The lowest bid it received was USD 540 per tonne from a party in Dubai. In sharp contrast, the opportunity of sourcing from India was spurned by Pakistan’s cabinet although it is available at USD 398 per tonne, inclusive of freight charges and delivery at the godown, according to PTI. Thus while a Pakistani is forking out as much as PKR 100 per kg of sugar domestically, India offered the prospect of supplying it at PKR 61 a kg.
Similarly, for cotton too, the loser is Pakistan’s textile industry as exports have risen but last year’s cotton crop was not good. While the big mills have the option of sourcing from Egypt and other countries, the small and medium firms are disproportionately impacted by scarce and costlier cotton supplies whose price had risen to 11-year highs of PKR 11,700 per maund or PKR 313 per kg. Although there was pressure from the domestic textile industry for supplies from India to resume, politics played the spoiler.
Cotton is one of India’s largest exports to Pakistan, touching USD 550 million in 2018-19 but has dropped to zero in 2020-21 thanks to the suspension of bilateral trade.
Negative prospects
The upshot is that there is only one direction that bilateral trade between India and Pakistan can now go due to politics. This entails a huge loss in potential opportunities, contrary to economic theory which states that neighbouring countries often tend to trade more with each other. Economists use gravity models, potential trade approaches, and other techniques to estimate trade possibilities.
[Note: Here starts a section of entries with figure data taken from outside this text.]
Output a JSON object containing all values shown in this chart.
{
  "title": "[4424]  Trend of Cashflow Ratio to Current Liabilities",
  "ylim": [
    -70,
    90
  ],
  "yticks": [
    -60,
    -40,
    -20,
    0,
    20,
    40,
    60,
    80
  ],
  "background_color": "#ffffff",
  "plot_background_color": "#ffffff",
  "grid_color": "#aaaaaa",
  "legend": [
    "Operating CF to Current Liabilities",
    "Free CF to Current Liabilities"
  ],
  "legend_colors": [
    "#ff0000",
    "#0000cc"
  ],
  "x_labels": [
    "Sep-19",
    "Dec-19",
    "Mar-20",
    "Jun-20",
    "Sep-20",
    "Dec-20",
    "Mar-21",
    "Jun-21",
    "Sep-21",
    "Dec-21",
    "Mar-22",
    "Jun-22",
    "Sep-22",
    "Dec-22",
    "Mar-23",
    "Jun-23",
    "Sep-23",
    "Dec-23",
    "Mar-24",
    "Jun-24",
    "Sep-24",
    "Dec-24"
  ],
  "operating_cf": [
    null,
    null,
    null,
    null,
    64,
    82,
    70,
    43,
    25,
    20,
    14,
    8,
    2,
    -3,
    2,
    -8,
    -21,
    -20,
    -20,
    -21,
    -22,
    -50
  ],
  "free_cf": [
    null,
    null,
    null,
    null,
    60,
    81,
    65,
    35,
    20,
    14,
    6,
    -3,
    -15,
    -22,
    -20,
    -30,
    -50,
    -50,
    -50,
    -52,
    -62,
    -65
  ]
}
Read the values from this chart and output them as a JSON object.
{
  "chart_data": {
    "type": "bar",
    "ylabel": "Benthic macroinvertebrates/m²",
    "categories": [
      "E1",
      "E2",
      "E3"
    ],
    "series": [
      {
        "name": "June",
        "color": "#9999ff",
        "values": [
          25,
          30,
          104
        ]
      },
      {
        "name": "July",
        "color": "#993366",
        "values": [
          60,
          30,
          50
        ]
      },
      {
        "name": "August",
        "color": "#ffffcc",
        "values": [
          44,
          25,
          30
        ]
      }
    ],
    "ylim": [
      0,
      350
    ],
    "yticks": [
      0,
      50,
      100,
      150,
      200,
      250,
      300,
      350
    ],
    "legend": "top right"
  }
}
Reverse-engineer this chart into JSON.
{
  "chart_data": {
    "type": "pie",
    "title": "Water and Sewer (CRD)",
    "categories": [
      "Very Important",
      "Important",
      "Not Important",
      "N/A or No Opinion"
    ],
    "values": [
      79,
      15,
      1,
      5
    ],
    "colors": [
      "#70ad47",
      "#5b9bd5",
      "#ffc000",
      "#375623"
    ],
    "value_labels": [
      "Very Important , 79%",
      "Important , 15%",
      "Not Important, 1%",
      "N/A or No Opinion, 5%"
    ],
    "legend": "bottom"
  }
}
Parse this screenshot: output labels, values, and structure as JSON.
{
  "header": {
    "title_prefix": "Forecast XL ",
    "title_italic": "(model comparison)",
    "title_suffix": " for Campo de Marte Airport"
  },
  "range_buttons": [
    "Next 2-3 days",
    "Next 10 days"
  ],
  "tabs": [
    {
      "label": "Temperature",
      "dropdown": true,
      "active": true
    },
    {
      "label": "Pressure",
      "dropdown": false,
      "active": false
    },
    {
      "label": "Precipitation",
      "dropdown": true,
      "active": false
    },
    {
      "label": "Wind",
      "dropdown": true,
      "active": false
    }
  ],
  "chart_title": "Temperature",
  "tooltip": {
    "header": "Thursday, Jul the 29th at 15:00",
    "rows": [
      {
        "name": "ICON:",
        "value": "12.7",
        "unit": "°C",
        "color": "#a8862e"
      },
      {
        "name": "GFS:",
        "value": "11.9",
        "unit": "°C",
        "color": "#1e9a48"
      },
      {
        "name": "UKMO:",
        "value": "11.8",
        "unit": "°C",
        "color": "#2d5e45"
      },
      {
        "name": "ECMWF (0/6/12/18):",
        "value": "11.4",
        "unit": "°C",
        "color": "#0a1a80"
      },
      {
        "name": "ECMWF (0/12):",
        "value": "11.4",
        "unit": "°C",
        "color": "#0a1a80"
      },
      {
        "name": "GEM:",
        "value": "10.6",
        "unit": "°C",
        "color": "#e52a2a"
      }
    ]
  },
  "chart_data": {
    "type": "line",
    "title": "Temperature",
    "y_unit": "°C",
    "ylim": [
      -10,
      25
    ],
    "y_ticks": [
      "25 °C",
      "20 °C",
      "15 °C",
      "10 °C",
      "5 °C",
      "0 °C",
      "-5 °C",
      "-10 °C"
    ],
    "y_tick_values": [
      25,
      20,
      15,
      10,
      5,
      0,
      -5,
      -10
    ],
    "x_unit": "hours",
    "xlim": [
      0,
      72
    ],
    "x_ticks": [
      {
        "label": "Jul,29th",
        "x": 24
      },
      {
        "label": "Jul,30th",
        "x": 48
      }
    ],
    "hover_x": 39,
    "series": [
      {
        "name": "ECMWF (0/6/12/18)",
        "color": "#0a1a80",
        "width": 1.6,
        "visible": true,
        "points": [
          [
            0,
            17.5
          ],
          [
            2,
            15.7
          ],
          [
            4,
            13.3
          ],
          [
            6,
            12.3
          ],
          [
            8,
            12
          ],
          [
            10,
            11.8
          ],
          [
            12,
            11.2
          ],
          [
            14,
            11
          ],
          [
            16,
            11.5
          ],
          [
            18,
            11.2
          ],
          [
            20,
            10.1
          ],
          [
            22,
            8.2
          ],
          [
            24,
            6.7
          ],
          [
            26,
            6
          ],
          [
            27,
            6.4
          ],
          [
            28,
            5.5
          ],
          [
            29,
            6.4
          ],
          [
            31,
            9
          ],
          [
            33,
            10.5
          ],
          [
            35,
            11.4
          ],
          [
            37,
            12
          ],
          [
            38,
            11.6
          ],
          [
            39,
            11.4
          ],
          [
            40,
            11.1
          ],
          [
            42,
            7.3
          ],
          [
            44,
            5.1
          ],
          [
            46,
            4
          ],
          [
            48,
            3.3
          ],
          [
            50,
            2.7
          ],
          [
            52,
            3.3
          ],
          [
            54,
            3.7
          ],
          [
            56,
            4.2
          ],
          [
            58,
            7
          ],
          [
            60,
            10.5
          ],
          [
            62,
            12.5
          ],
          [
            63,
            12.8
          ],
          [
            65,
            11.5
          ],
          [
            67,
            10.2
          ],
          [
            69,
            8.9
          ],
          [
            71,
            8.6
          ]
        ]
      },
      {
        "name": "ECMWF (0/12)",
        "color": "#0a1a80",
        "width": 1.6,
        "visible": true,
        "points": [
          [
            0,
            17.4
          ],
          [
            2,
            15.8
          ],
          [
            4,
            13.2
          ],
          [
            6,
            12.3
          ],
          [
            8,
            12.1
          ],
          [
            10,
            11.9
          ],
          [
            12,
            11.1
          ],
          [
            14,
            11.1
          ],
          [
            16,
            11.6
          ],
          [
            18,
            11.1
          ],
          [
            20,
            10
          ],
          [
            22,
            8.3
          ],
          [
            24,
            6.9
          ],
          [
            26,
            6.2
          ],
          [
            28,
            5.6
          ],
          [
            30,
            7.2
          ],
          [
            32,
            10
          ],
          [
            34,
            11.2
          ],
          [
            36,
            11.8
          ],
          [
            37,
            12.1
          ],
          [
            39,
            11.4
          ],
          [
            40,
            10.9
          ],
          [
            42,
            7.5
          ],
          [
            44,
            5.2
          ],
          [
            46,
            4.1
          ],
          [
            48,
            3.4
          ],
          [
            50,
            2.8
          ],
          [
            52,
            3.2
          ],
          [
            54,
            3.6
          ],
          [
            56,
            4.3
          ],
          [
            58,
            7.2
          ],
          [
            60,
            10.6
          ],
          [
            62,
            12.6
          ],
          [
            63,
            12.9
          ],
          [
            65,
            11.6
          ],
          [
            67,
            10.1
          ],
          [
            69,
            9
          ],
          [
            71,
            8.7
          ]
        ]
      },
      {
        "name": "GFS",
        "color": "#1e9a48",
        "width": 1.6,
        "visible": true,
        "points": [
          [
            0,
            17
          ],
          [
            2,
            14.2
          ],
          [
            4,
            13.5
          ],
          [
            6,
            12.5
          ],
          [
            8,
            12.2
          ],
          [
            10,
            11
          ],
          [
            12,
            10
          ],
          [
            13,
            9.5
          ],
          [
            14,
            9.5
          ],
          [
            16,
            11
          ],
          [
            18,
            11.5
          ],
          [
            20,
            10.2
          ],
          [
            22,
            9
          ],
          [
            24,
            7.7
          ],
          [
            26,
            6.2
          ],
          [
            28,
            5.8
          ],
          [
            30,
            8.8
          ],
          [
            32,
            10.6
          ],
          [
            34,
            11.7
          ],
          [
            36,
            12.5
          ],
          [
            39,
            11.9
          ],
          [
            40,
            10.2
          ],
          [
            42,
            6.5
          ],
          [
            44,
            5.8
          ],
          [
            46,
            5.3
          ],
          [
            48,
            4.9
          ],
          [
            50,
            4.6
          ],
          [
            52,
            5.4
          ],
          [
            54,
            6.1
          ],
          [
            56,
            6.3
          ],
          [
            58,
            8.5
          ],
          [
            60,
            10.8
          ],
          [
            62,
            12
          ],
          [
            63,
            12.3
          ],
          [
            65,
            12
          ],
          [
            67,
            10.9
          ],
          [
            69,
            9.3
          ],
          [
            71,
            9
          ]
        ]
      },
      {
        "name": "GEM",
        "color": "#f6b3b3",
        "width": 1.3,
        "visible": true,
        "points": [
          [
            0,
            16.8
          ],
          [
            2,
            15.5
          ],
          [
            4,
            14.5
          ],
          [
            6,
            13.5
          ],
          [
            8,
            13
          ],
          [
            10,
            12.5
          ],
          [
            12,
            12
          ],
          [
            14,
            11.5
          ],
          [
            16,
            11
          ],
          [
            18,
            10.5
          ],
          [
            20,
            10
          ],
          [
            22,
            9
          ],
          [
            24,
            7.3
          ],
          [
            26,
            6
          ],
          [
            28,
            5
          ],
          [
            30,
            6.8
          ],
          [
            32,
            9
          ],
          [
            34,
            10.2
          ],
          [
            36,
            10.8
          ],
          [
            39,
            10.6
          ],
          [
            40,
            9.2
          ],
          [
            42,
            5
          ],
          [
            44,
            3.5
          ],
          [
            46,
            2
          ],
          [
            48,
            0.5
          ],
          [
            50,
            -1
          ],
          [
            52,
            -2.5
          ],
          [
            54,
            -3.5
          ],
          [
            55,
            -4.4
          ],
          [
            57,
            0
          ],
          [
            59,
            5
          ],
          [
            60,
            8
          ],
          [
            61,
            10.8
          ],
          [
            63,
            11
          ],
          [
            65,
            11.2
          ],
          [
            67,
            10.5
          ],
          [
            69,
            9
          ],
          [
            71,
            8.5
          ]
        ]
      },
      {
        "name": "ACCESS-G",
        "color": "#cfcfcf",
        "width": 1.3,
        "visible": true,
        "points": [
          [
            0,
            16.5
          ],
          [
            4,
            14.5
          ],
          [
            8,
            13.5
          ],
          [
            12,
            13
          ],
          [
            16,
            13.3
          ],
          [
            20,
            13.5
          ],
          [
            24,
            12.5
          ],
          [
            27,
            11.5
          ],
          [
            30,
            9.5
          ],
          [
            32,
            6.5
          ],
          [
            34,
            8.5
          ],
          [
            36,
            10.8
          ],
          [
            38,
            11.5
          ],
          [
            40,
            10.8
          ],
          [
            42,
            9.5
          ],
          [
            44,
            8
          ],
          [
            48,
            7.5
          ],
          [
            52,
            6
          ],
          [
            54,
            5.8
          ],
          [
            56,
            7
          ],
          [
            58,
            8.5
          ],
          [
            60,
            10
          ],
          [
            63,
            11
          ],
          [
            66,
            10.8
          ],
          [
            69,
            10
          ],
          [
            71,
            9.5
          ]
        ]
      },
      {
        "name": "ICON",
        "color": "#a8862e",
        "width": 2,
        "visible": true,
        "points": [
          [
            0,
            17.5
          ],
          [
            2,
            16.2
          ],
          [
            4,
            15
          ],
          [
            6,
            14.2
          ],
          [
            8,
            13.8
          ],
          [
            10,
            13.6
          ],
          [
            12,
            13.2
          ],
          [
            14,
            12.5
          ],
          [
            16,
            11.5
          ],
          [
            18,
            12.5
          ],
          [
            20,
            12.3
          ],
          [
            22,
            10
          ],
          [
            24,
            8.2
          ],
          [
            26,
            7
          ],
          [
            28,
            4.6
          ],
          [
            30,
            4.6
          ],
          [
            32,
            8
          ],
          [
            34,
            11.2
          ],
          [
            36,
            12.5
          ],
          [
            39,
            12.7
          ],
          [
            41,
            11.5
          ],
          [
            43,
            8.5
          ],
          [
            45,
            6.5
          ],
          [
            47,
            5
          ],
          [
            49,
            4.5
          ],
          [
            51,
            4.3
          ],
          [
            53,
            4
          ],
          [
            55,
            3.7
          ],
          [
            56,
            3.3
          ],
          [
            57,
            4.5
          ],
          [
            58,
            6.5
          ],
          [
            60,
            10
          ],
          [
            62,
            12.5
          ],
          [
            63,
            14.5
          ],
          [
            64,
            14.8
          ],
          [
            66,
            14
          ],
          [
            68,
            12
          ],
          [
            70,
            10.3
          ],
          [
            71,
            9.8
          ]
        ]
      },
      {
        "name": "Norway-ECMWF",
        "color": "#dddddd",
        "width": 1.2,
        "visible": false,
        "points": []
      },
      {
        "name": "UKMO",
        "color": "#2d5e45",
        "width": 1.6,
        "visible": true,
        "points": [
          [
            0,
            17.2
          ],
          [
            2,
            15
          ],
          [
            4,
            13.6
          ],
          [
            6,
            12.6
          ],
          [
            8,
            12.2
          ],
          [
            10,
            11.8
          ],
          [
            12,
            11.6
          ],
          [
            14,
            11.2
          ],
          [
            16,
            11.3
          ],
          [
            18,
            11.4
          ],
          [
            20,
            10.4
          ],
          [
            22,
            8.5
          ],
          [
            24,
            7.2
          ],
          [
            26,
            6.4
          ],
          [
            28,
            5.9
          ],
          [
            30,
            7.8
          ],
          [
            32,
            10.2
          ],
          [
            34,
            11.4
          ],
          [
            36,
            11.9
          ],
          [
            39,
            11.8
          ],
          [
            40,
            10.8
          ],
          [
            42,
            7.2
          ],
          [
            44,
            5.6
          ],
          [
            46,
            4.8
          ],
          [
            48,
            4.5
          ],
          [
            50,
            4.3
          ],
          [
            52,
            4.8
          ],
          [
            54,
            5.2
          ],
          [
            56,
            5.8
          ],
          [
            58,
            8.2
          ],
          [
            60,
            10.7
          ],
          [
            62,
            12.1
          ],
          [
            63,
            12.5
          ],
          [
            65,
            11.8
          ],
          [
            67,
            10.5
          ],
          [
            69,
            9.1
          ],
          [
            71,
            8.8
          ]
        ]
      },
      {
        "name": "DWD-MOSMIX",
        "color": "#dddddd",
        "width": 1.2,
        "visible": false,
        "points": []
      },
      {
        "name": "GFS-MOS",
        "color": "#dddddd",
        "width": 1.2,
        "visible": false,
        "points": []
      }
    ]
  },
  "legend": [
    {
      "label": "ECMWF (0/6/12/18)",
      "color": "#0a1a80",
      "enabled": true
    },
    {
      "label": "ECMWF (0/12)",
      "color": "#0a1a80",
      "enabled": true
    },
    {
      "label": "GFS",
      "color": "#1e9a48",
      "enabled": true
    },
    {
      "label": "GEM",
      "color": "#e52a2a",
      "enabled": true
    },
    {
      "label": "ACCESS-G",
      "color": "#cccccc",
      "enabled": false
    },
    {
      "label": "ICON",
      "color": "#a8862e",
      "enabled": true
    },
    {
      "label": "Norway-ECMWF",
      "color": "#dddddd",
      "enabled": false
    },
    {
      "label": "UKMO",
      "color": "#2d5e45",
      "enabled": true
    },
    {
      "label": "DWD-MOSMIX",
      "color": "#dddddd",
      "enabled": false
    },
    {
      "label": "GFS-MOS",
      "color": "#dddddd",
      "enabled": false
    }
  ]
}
According to gravity models, the flow of trade between a pair of countries is proportional to their economic mass and inversely proportional to the distance between them. Bilateral trade is positively a function of national income and negatively the function of distance.
The India-Pakistan trade thus has been pegged at a whopping USD 37 billion, according to the World Bank and the Delhi-based think-tank ICRIER (Indian Council for Research on International Economic Relations). Unfortunately, the political economy suggests a more dismal prospect.